Children and teens will tell you who they are. It’s up to us—parents, guardians, and other family members—to listen and believe what they say. Let’s say your teen gathers up the courage to say they are nonbinary, trans, genderfluid, or any other identity that doesn’t align with their gender assigned at birth. How would you respond? With a warm embrace and an “I love you”? Or with the (unfortunately) common, “It’s just a phase”?

Step 2 – Acceptance and Validation

You may not agree with or understand an individual’s chosen gender identity, but that is not required to accept and validate their gender experience. Acceptance and validation can be shown by using their preferred name, appropriate pronouns, and/or helping make adjustments to their appearance such as hairstyles or clothing. Acceptance can also be shown by creating a safe, judgement-free space at home for them.

Step 3 – Be Their Safe Space

We unfortunately live in a society that can be unkind or even hostile to minorities of any kind – racial, sexual, etc. This can often make children and adolescents feel like they don’t have a place or that they don’t belong. If the world at large is challenging for your child to navigate, you have the opportunity to make home their sanctuary.

Give them space and freedom to explore what gender means and feels like to them. This may come in the form of changing identities and/or their gender expression. Gender may not be a static experience for them. For example, an individual who is genderfluid may alternate between gendered pronouns and gender-neutral pronouns, or they may present feminine sometimes and masculine at other times.

Try to remember, this is for them, not you.
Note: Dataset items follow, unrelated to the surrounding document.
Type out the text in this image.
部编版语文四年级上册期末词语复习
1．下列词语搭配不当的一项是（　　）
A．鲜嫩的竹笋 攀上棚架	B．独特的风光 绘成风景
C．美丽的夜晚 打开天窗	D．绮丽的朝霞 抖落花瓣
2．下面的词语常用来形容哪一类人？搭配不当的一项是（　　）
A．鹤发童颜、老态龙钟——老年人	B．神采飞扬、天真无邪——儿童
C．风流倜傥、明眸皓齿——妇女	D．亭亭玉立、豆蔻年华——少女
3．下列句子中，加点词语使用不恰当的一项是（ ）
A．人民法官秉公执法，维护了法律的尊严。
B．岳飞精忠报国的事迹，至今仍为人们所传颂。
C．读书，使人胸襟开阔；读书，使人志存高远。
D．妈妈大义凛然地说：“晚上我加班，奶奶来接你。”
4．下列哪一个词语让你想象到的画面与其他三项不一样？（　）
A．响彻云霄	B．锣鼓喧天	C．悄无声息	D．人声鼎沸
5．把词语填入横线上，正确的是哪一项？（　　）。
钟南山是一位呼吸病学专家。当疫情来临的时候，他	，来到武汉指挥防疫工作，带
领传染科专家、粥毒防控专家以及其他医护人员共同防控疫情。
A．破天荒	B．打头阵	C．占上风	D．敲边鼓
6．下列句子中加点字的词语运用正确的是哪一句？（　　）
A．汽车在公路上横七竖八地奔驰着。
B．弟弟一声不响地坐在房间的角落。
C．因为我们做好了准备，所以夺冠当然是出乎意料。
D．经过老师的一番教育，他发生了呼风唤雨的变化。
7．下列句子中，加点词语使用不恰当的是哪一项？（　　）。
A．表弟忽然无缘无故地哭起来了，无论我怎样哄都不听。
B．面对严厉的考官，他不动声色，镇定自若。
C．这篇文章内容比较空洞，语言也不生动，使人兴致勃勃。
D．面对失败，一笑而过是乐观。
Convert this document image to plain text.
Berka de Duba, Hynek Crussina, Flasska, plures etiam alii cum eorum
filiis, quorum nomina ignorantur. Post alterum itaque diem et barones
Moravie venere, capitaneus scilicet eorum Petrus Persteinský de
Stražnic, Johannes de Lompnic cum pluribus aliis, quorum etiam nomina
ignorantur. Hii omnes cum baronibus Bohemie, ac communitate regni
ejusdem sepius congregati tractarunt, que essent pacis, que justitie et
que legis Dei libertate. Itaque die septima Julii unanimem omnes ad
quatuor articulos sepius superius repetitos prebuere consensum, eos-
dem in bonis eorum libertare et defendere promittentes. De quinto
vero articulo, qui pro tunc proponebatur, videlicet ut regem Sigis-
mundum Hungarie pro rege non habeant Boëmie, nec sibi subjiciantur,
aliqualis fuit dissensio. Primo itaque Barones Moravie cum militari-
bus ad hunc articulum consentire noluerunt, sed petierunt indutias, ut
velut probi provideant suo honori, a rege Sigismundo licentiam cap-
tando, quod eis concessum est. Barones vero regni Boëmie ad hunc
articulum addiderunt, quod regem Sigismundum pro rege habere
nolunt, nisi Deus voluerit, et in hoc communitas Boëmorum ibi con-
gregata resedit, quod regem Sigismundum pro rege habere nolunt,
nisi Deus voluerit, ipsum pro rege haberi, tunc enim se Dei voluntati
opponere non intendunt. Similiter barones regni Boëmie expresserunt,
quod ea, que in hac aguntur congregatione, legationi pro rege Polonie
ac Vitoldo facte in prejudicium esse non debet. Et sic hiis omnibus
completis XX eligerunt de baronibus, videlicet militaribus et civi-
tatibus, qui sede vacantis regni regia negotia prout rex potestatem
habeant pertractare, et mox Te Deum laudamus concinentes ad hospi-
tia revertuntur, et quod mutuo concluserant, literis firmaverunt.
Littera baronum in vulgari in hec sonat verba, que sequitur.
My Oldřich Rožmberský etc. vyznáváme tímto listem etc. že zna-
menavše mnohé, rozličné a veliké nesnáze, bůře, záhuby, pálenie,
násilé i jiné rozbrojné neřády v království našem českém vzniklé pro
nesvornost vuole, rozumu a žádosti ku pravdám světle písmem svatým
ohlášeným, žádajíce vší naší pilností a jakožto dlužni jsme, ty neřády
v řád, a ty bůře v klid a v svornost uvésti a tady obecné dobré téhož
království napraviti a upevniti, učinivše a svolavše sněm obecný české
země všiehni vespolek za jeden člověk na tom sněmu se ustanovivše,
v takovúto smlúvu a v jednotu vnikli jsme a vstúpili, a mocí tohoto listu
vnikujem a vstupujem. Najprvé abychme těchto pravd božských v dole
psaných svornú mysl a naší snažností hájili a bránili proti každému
As a parent, close friend, partner or ally, potentially frequent changes in identity, including pronouns, may sound overwhelming. Some gender nonconforming individuals use they pronouns (they/them/their), while others fluctuate between they/them, he/him, she/her or even prefer neopronouns (e.g.: xe/xem/xyr).


* This is not an exhaustive list of pronouns, but it’s a good place to start. When in doubt, you can ask what pronouns an individual uses. *

As you can see, there are numerous gender pronouns for people to use. If this is new for you, it may seem a bit confusing and possibly overwhelming. Here’s a quick guide on how to correctly use an individual’s pronouns. 

Subject: They walked the dog this morning. 
Object: I gave faer a new car. 
Possessive: Pers favorite color is orange. 
Possessive Pronoun: The fluffy dog is hirs. 
Reflexive: Ae loves everything about aerself.


How do you keep up?

Well, that’s entirely up to you. The important thing to remember is to make a conscious effort to use their preferred pronouns, name, and, when in doubt, don’t be afraid to ask what their preference is. Refer to people how they prefer to be referred to, not in a way that is convenient for you. This may be uncomfortable for some, especially in the beginning; however, if you’re not addressing them in the way they want to be addressed, then you’re not addressing them at all. Being supportive, in any role (parent, friend, partner, etc), involves accepting and respecting who they are each and every day. Let’s continue to make strides towards a safer, more accepting and inclusive society.